- 1 (28 oz) can whole plum tomatoes (such as San Marzano tomatoes)
- 1 tsp dried basil leaves
- 1 tsp onion powder
- 1/2 tsp garlic powder
- sea salt and freshly ground pepper
- 2 Tbsp butter
- 8 oz cream cheese
- 1 Tbsp granulated erythritol-based sweetener
- 1 tsp apple cider vinegar
- 4 oz grated cheddar cheese
- Place an oven rack in an upper position in the oven and preheat the oven to 425°F (220°C). Line a baking sheet with parchment paper.

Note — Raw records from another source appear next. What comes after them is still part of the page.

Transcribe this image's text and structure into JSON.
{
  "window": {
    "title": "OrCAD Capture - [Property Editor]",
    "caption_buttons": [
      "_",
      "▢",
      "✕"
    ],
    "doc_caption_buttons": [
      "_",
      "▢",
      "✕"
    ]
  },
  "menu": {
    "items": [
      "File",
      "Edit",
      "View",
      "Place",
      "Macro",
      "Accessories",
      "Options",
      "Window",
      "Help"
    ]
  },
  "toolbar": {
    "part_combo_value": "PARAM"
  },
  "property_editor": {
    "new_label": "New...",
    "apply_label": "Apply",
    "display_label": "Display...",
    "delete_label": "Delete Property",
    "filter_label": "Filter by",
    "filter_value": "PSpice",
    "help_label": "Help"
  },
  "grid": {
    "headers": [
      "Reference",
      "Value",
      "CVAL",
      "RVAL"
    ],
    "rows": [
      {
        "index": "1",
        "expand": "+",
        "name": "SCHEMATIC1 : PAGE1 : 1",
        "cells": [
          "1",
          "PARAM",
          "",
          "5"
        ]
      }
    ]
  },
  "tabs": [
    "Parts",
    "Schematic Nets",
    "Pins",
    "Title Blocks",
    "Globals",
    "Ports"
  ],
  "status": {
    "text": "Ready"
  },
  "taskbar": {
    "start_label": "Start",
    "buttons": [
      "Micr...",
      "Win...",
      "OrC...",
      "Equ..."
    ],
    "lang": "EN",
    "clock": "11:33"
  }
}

- In a medium pot, combine the canned tomatoes, basil, onion powder, garlic powder, and 1-1/2 cups water, 1-1/2 teaspoons salt, and 1/2 teaspoon pepper. Bring to a boil over medium-high heat, then lower to a simmer for 5 minutes, remove the pot from the heat and let it cool for 5 minutes.
- Carefully transfer the tomato mixture to a blender. Add the butter and cream cheese and blend the soup to a fine texture. Return the blended soup to the pot and warm it over low heat for 10 minutes. Stir in the sweetener, and apple cider vinegar.
- Meanwhile, make the “grilled cheese”: On the prepared baking sheet, divide the cheese into 12 even little piles. Bake until melted in the middle and crispy at the edges, 5 to 7 minutes. Using a spatula, immediately transfer the crackers to a plate to cool.
- To serve, divide the soup between 4 bowls and serve each with 3 “grilled cheese” crackers.